Prof Dr Andrea Pfingsten from OTH Regensburg was recently invited to present her latest research findings at the World Physiotherapy Congress (WPC) in Tokyo (Japan). In collaboration with the physiotherapy and biomechanics laboratories of the Regensburg Center of Health Sciences and Technology, Prof. Dr Pfingsten was involved in research into data-based exercise selection in knee rehabilitation.
In view of the increasing shortage of specialists and an ageing population, data-based decision-making processes are becoming increasingly important to support the efficient selection of exercises. Joint reaction force (JRF) is likely to be a key parameter in this context.
For the study, the kinematic and kinetic data of 20 knee exercises were recorded from 30 healthy test subjects. The technical basis was a markerless motion capture system with eight cameras, chairs and stairs equipped with force plates and load cells. The collected data was fed into a whole-body model, which was used to calculate joint angles, angular velocities, muscle activity and, in particular, joint reaction forces. In her presentation, Prof Pfingsten compared the resulting peak loads using the example of three exercise groups (single-leg stand, sit-to-stand, stair climbing): Depending on the progression, single-leg stance tasks generate 2.5 to 2.9 times the body weight, sit-to-stand movements 2.8 to 4.2 times the body weight and stair activities 4.8 times the body weight. A statistical analysis using Welch's ANOVA confirmed the increasing load with increasing difficulty, with the exception of the stair activities. It is likely that the healthy test subjects transferred hardly any weight to the railing during the assisted version.

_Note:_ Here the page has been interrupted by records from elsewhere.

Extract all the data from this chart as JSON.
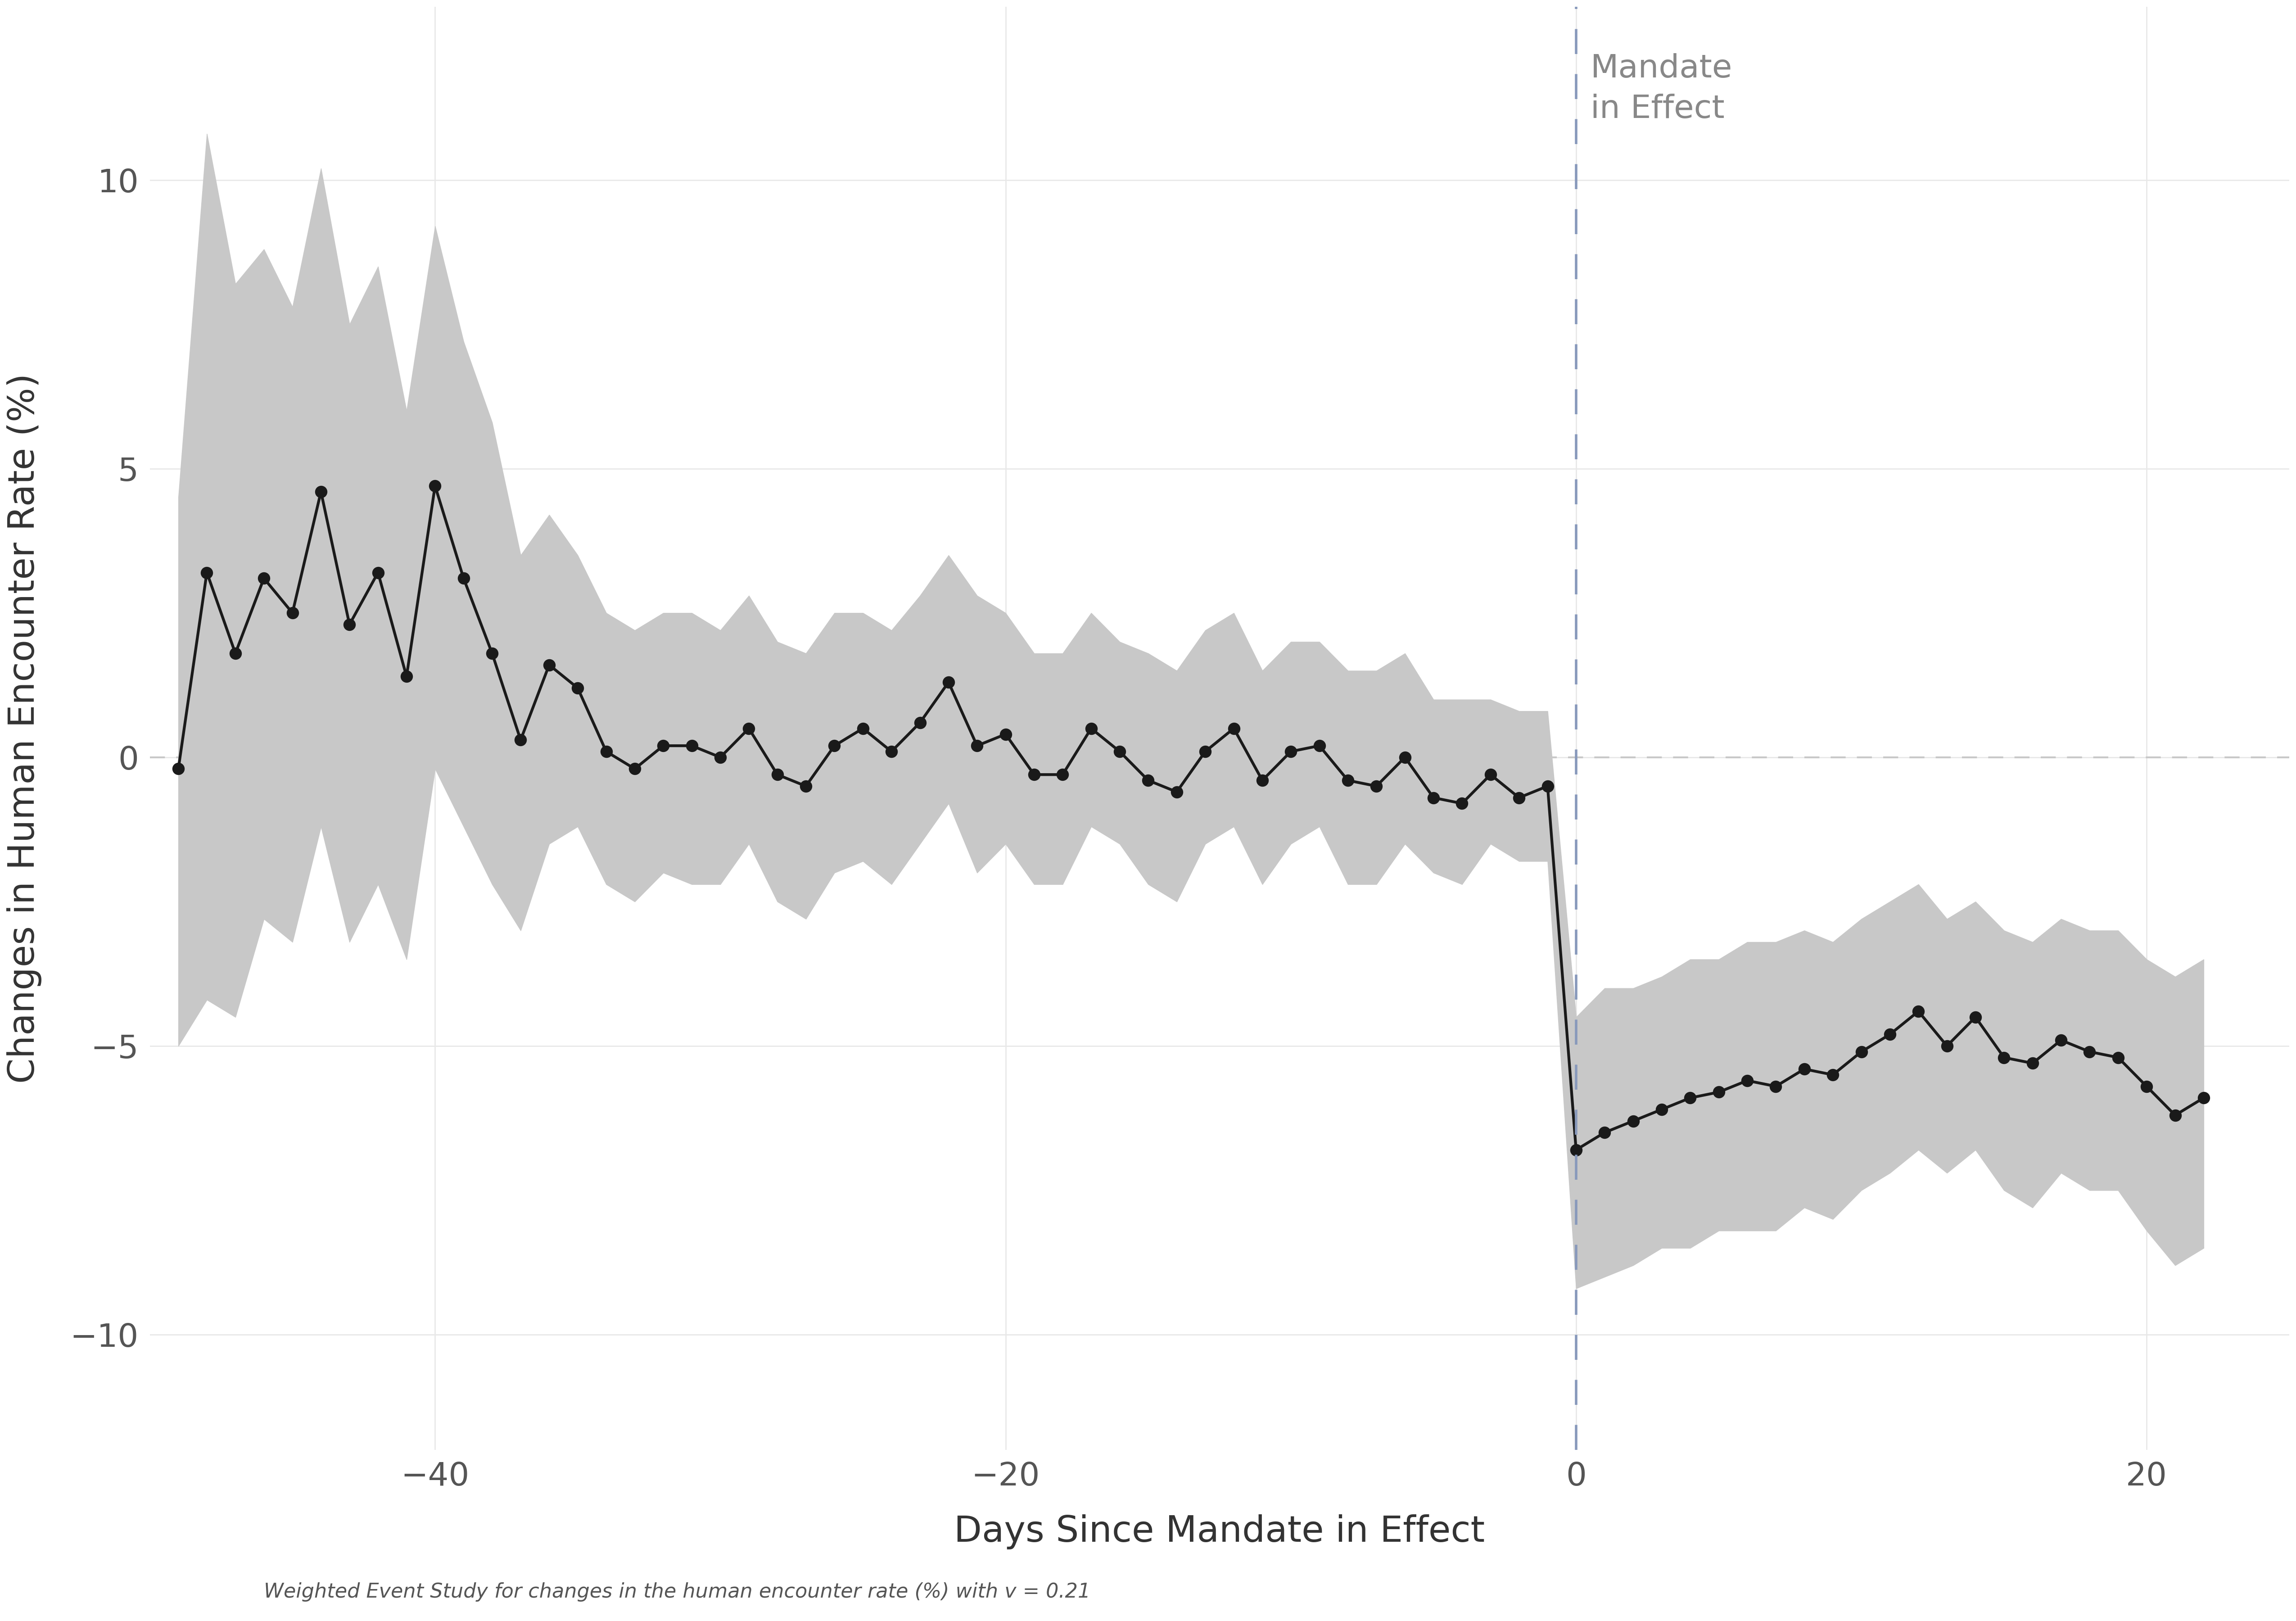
{
  "xlabel": "Days Since Mandate in Effect",
  "ylabel": "Changes in Human Encounter Rate (%)",
  "footnote": "Weighted Event Study for changes in the human encounter rate (%) with v = 0.21",
  "xlim": [
    -50,
    25
  ],
  "ylim": [
    -12,
    13
  ],
  "yticks": [
    -10,
    -5,
    0,
    5,
    10
  ],
  "xticks": [
    -40,
    -20,
    0,
    20
  ],
  "mandate_label": "Mandate\nin Effect",
  "mandate_x": 0,
  "background_color": "#ffffff",
  "grid_color": "#e8e8e8",
  "line_color": "#1a1a1a",
  "fill_color": "#c8c8c8",
  "mandate_line_color": "#8899bb",
  "zero_line_color": "#c8c8c8",
  "x": [
    -49,
    -48,
    -47,
    -46,
    -45,
    -44,
    -43,
    -42,
    -41,
    -40,
    -39,
    -38,
    -37,
    -36,
    -35,
    -34,
    -33,
    -32,
    -31,
    -30,
    -29,
    -28,
    -27,
    -26,
    -25,
    -24,
    -23,
    -22,
    -21,
    -20,
    -19,
    -18,
    -17,
    -16,
    -15,
    -14,
    -13,
    -12,
    -11,
    -10,
    -9,
    -8,
    -7,
    -6,
    -5,
    -4,
    -3,
    -2,
    -1,
    0,
    1,
    2,
    3,
    4,
    5,
    6,
    7,
    8,
    9,
    10,
    11,
    12,
    13,
    14,
    15,
    16,
    17,
    18,
    19,
    20,
    21,
    22
  ],
  "y": [
    -0.2,
    3.2,
    1.8,
    3.1,
    2.5,
    4.6,
    2.3,
    3.2,
    1.4,
    4.7,
    3.1,
    1.8,
    0.3,
    1.6,
    1.2,
    0.1,
    -0.2,
    0.2,
    0.2,
    0.0,
    0.5,
    -0.3,
    -0.5,
    0.2,
    0.5,
    0.1,
    0.6,
    1.3,
    0.2,
    0.4,
    -0.3,
    -0.3,
    0.5,
    0.1,
    -0.4,
    -0.6,
    0.1,
    0.5,
    -0.4,
    0.1,
    0.2,
    -0.4,
    -0.5,
    0.0,
    -0.7,
    -0.8,
    -0.3,
    -0.7,
    -0.5,
    -6.8,
    -6.5,
    -6.3,
    -6.1,
    -5.9,
    -5.8,
    -5.6,
    -5.7,
    -5.4,
    -5.5,
    -5.1,
    -4.8,
    -4.4,
    -5.0,
    -4.5,
    -5.2,
    -5.3,
    -4.9,
    -5.1,
    -5.2,
    -5.7,
    -6.2,
    -5.9
  ],
  "y_upper": [
    4.5,
    10.8,
    8.2,
    8.8,
    7.8,
    10.2,
    7.5,
    8.5,
    6.0,
    9.2,
    7.2,
    5.8,
    3.5,
    4.2,
    3.5,
    2.5,
    2.2,
    2.5,
    2.5,
    2.2,
    2.8,
    2.0,
    1.8,
    2.5,
    2.5,
    2.2,
    2.8,
    3.5,
    2.8,
    2.5,
    1.8,
    1.8,
    2.5,
    2.0,
    1.8,
    1.5,
    2.2,
    2.5,
    1.5,
    2.0,
    2.0,
    1.5,
    1.5,
    1.8,
    1.0,
    1.0,
    1.0,
    0.8,
    0.8,
    -4.5,
    -4.0,
    -4.0,
    -3.8,
    -3.5,
    -3.5,
    -3.2,
    -3.2,
    -3.0,
    -3.2,
    -2.8,
    -2.5,
    -2.2,
    -2.8,
    -2.5,
    -3.0,
    -3.2,
    -2.8,
    -3.0,
    -3.0,
    -3.5,
    -3.8,
    -3.5
  ],
  "y_lower": [
    -5.0,
    -4.2,
    -4.5,
    -2.8,
    -3.2,
    -1.2,
    -3.2,
    -2.2,
    -3.5,
    -0.2,
    -1.2,
    -2.2,
    -3.0,
    -1.5,
    -1.2,
    -2.2,
    -2.5,
    -2.0,
    -2.2,
    -2.2,
    -1.5,
    -2.5,
    -2.8,
    -2.0,
    -1.8,
    -2.2,
    -1.5,
    -0.8,
    -2.0,
    -1.5,
    -2.2,
    -2.2,
    -1.2,
    -1.5,
    -2.2,
    -2.5,
    -1.5,
    -1.2,
    -2.2,
    -1.5,
    -1.2,
    -2.2,
    -2.2,
    -1.5,
    -2.0,
    -2.2,
    -1.5,
    -1.8,
    -1.8,
    -9.2,
    -9.0,
    -8.8,
    -8.5,
    -8.5,
    -8.2,
    -8.2,
    -8.2,
    -7.8,
    -8.0,
    -7.5,
    -7.2,
    -6.8,
    -7.2,
    -6.8,
    -7.5,
    -7.8,
    -7.2,
    -7.5,
    -7.5,
    -8.2,
    -8.8,
    -8.5
  ]
}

As part of the overarching ‘MyReha-digital’ project, a patient-centred rehabilitation system for patients with knee endoprostheses is to be developed on a data-based basis. A sensor system records kinematic parameters during exercises, a smartphone app transmits the information to a backend server and algorithms determine optimised exercise sequences from the data over the long term. The aim is to provide biofeedback-supported, location-independent training in which the individualisation of therapy will be based on sound data in the future.
The project is funded by the Federal Ministry of Education and Research and is being carried out in cooperation with the medical device manufacturers Oped, Linova and Interactive Wear as well as the Barmherzige Brüder clinic in Regensburg, which specialises in knee surgery.